Both countries held on to their initial claims: according to the US, the sanctions should not exceed US$30.4 million, while Brazil maintains its request for roughly US$2.5 billion.

The US argued in its December submission that the existence and value of trade distortion caused by export credit guarantees should be based on the net cost incurred by the government granting the support. No countermeasures should be authorised to offset the GSM 102 export credit programme incriminated by Brazil since the scheme had not resulted in a long-term cost to the government, the US contended (Bridges Year 12 No.6 page 13).

Brazil countered in January that “the amount of the subsidy must be based on the legal standard that values the subsidy in full, which includes all ‘benefits’ conferred thereby.” The continuation of prohibited export subsidies under the GSM 102 programme had helped US producers “export more product, at lower prices, to all corners of the globe, at the expense of foreign producers’ market share, both at home and abroad,” Brazil argued. It also strongly defended its position that there was nothing in the WTO Agreement on Subsidies and Countervailing Measures (SCM Agreement) that would prohibit Brazil from “adopting countermeasures corresponding to the full amount of the prohibited GSM 102 export subsidies, as opposed to some ‘Brazilian share’ of that amount.” Based on this approach, Brazil estimated the full amount of prohibited US subsidies at US$1.3 billion, while the US claimed that Brazil must base its sanctions calculation on adverse effects suffered by Brazilian producers alone.
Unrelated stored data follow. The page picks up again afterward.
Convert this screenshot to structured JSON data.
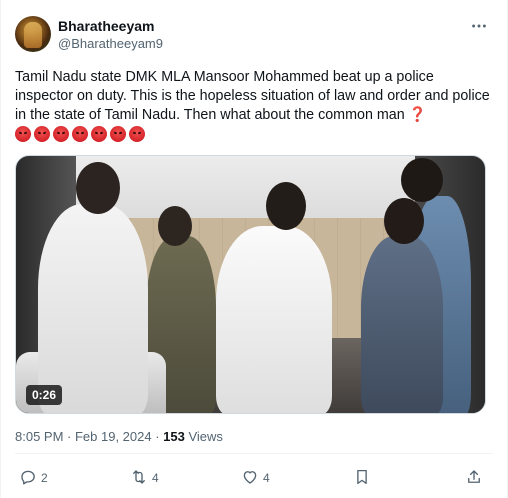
{
  "author": {
    "display_name": "Bharatheeyam",
    "handle": "@Bharatheeyam9"
  },
  "tweet": {
    "text": "Tamil Nadu state DMK MLA Mansoor Mohammed beat up a police inspector on duty. This is the hopeless situation of law and order and police in the state of Tamil Nadu. Then what about the common man",
    "trailing_symbol": "❓",
    "emoji_count": 7,
    "emoji_name": "angry-face"
  },
  "media": {
    "duration": "0:26"
  },
  "meta": {
    "timestamp": "8:05 PM · Feb 19, 2024 · ",
    "views_count": "153",
    "views_label": " Views"
  },
  "actions": {
    "replies": "2",
    "reposts": "4",
    "likes": "4"
  },
  "icons": [
    "more-icon",
    "reply-icon",
    "repost-icon",
    "like-icon",
    "bookmark-icon",
    "share-icon"
  ]
}
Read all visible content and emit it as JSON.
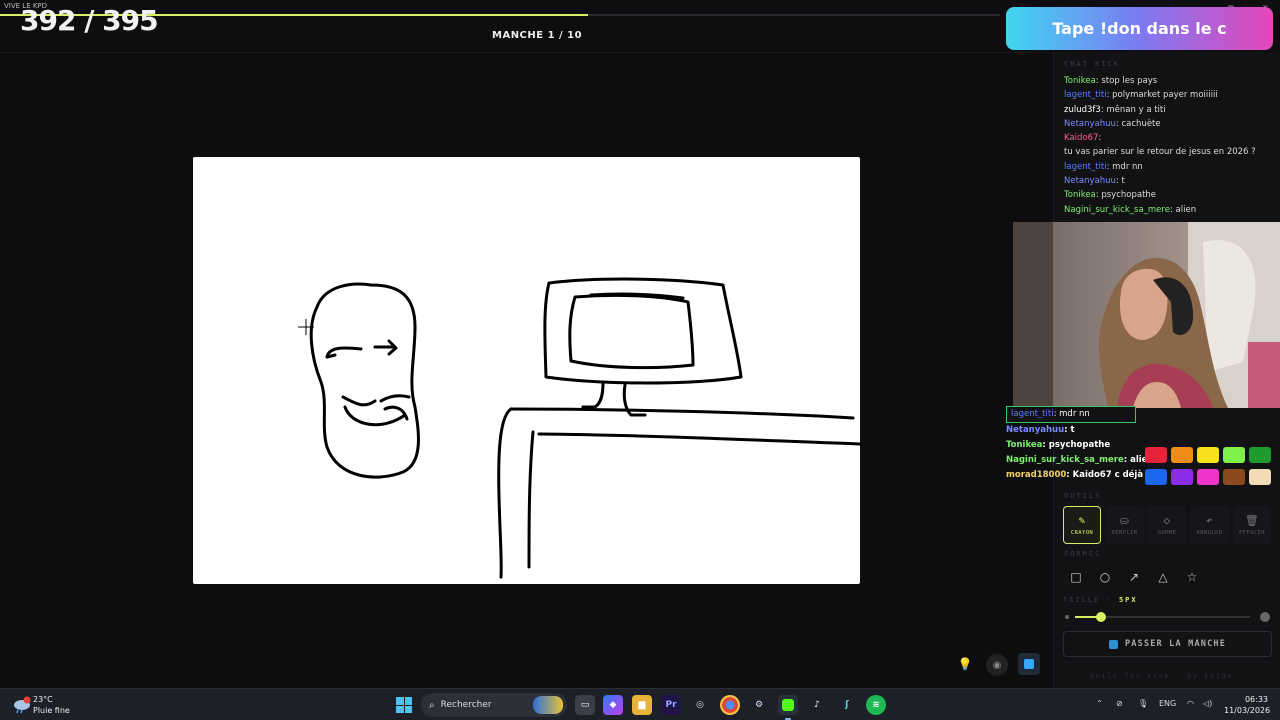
{
  "window": {
    "title": "VIVE LE KPD"
  },
  "header": {
    "score": "392 / 395",
    "progress_fraction": 0.5875,
    "round_label": "MANCHE 1 / 10"
  },
  "banner": {
    "text": "Tape !don dans le c"
  },
  "chat": {
    "section_label": "CHAT KICK",
    "messages": [
      {
        "user": "Tonikea",
        "text": "stop les pays",
        "user_color": "#7cf26b"
      },
      {
        "user": "lagent_titi",
        "text": "polymarket payer moiiiiii",
        "user_color": "#5b7dff"
      },
      {
        "user": "zulud3f3",
        "text": "mênan y a titi",
        "user_color": "#ffffff"
      },
      {
        "user": "Netanyahuu",
        "text": "cachuète",
        "user_color": "#7a8bff"
      },
      {
        "user": "Kaido67",
        "text": "",
        "user_color": "#ff5f8a"
      },
      {
        "user": "",
        "text": "tu vas parier sur le retour de jesus en 2026 ?",
        "user_color": "#ffffff"
      },
      {
        "user": "lagent_titi",
        "text": "mdr nn",
        "user_color": "#5b7dff"
      },
      {
        "user": "Netanyahuu",
        "text": "t",
        "user_color": "#7a8bff"
      },
      {
        "user": "Tonikea",
        "text": "psychopathe",
        "user_color": "#7cf26b"
      },
      {
        "user": "Nagini_sur_kick_sa_mere",
        "text": "alien",
        "user_color": "#7cf26b"
      }
    ]
  },
  "overlay_chat": [
    {
      "user": "lagent_titi",
      "text": "mdr nn",
      "user_color": "#5b7dff"
    },
    {
      "user": "Netanyahuu",
      "text": "t",
      "user_color": "#7a8bff"
    },
    {
      "user": "Tonikea",
      "text": "psychopathe",
      "user_color": "#7cf26b"
    },
    {
      "user": "Nagini_sur_kick_sa_mere",
      "text": "alien",
      "user_color": "#7cf26b"
    },
    {
      "user": "morad18000",
      "text": "Kaido67 c déjà fait",
      "user_color": "#f5d36a"
    }
  ],
  "palette": {
    "colors": [
      "#e5243b",
      "#f28c18",
      "#f7e21b",
      "#7cf24a",
      "#1f9a2f",
      "#1c66f0",
      "#8b2ce8",
      "#ef33c8",
      "#8a4a1e",
      "#f1dcb6"
    ]
  },
  "tools": {
    "section_label": "OUTILS",
    "items": [
      {
        "label": "CRAYON",
        "icon": "pencil-icon",
        "active": true
      },
      {
        "label": "REMPLIR",
        "icon": "bucket-icon",
        "active": false
      },
      {
        "label": "GOMME",
        "icon": "eraser-icon",
        "active": false
      },
      {
        "label": "ANNULER",
        "icon": "undo-icon",
        "active": false
      },
      {
        "label": "EFFACER",
        "icon": "trash-icon",
        "active": false
      }
    ]
  },
  "shapes": {
    "section_label": "FORMES",
    "items": [
      "rectangle-icon",
      "ellipse-icon",
      "arrow-icon",
      "triangle-icon",
      "star-icon"
    ]
  },
  "brush": {
    "label": "TAILLE",
    "value": "5PX",
    "fraction": 0.15
  },
  "pass_button": {
    "label": "PASSER LA MANCHE"
  },
  "footer": {
    "credit": "built for kick · by kaido"
  },
  "taskbar": {
    "temperature": "23°C",
    "weather": "Pluie fine",
    "search_placeholder": "Rechercher",
    "language": "ENG",
    "time": "06:33",
    "date": "11/03/2026"
  }
}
Following the same logic, Brazil argued that it should be entitled to countermeasures worth US$1,034 billion due to the global price effects caused by actionable US subsidies, such as countercyclical payments and marketing loans. The US had put this amount at US$30.4 million at the most. According to Brazil, the programmes in question “continue to cause significant distortion in the world market for cotton, suppressing the prices of cotton sales worth billions of dollars. Those suppressed prices also lead to less cotton being grown outside the United States than would be the case but for the US subsidies.” Brazil also noted that the world market price for cotton was projected at 46 cents per pound for the current marketing year (August 2008-August 2009), triggering marketing loan and countercyclical payments respectively worth 13.6 and 12.58 cents per pound.

In its oral statement to the arbitrators on 2 March, the US brushed aside Brazil’s contention that its marketing loan payments and economic adjustment assistance under the 2008 Farm Bill were prohibited subsidies, which should be taken into account when determining the level of retaliation. The measures would have to be found WTO-inconsistent by a separate, new dispute settlement process before Brazil could seek compensation for them, the US said.
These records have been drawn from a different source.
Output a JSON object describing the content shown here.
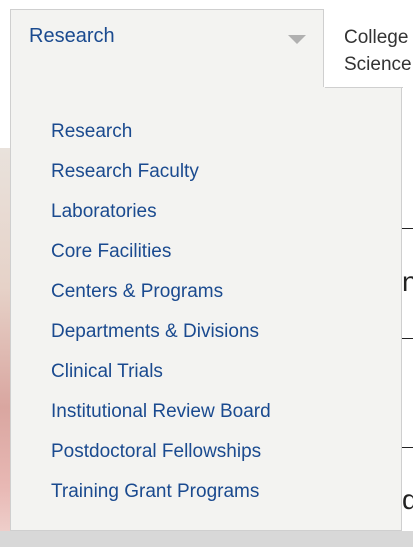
{
  "dropdown": {
    "selected_label": "Research",
    "caret_icon": "caret-down-icon",
    "items": [
      {
        "label": "Research"
      },
      {
        "label": "Research Faculty"
      },
      {
        "label": "Laboratories"
      },
      {
        "label": "Core Facilities"
      },
      {
        "label": "Centers & Programs"
      },
      {
        "label": "Departments & Divisions"
      },
      {
        "label": "Clinical Trials"
      },
      {
        "label": "Institutional Review Board"
      },
      {
        "label": "Postdoctoral Fellowships"
      },
      {
        "label": "Training Grant Programs"
      }
    ]
  },
  "background": {
    "college_line1": "College",
    "college_line2": "Science",
    "fragment_1": "n",
    "fragment_2": "d"
  },
  "colors": {
    "link_blue": "#1a4a8f",
    "panel_bg": "#f3f3f1"
  }
}
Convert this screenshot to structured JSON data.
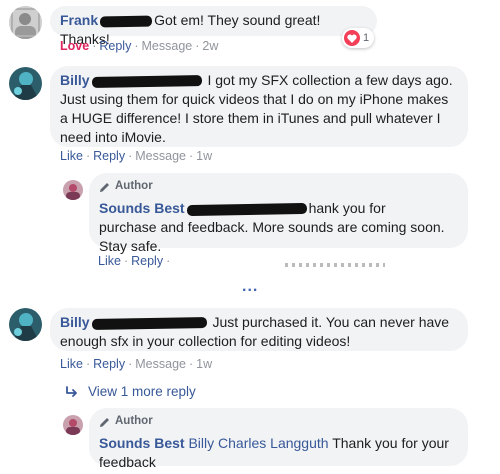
{
  "comments": [
    {
      "name": "Frank",
      "text": "Got em! They sound great! Thanks!",
      "actions": {
        "love": "Love",
        "reply": "Reply",
        "message": "Message",
        "time": "2w"
      },
      "reaction": {
        "icon": "heart-icon",
        "count": "1"
      }
    },
    {
      "name": "Billy",
      "text_line1": "I got my SFX collection a few days ago.",
      "text_rest": "Just using them for quick videos that I do on my iPhone makes a HUGE difference! I store them in iTunes and pull whatever I need into iMovie.",
      "actions": {
        "like": "Like",
        "reply": "Reply",
        "message": "Message",
        "time": "1w"
      },
      "reply": {
        "author_label": "Author",
        "name": "Sounds Best",
        "text_line1": "hank you for",
        "text_rest": "purchase and feedback. More sounds are coming soon. Stay safe.",
        "actions": {
          "like": "Like",
          "reply": "Reply"
        }
      }
    },
    {
      "name": "Billy",
      "text_line1": "Just purchased it. You can never have",
      "text_rest": "enough sfx in your collection for editing videos!",
      "actions": {
        "like": "Like",
        "reply": "Reply",
        "message": "Message",
        "time": "1w"
      },
      "view_more": "View 1 more reply",
      "reply": {
        "author_label": "Author",
        "name": "Sounds Best",
        "tag": "Billy Charles Langguth",
        "text_line1": "Thank you for your",
        "text_rest": "feedback"
      }
    }
  ],
  "more_dots": "...",
  "colors": {
    "link": "#385898",
    "bubble": "#f2f3f5",
    "love": "#e0245e",
    "muted": "#90949c"
  }
}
The protagonists also disagree on the method of retaliation. Brazil argues that it should be allowed to suspend some of its services and intellectual property protection commitments in addition to taking countermeasures in the area of goods. According to Article 22.3 of the Dispute Settlement Understanding, trade sanctions should target the sector in which the violation occurred (in this case, goods) unless exceptional circumstances make this option ineffective.
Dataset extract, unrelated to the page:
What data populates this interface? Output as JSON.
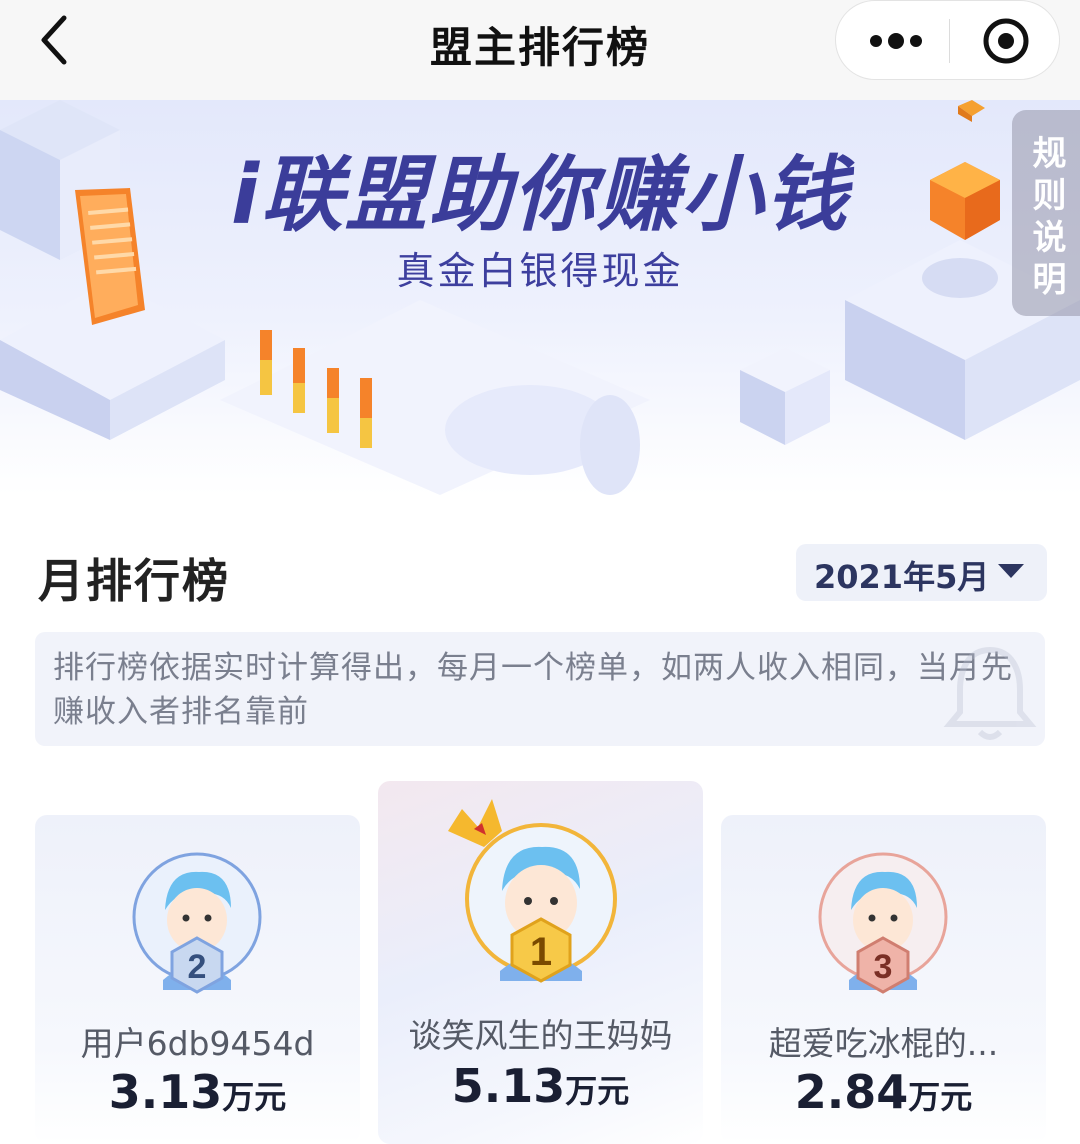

The US maintains that Brazil’s economy is large and diverse enough to make it both ‘practicable and effective’ to limit retaliation to US goods. Brazil, however, contends that the matter should be decided solely under the SCM Agreement, which provides that countermeasures must be ‘commensurate with the degree and nature of the adverse effects determined to exist’, but does not require the complainant to show that same-sector retaliation is not practicable or effective. At the time of writing, the arbitrator’s award was expected in late March.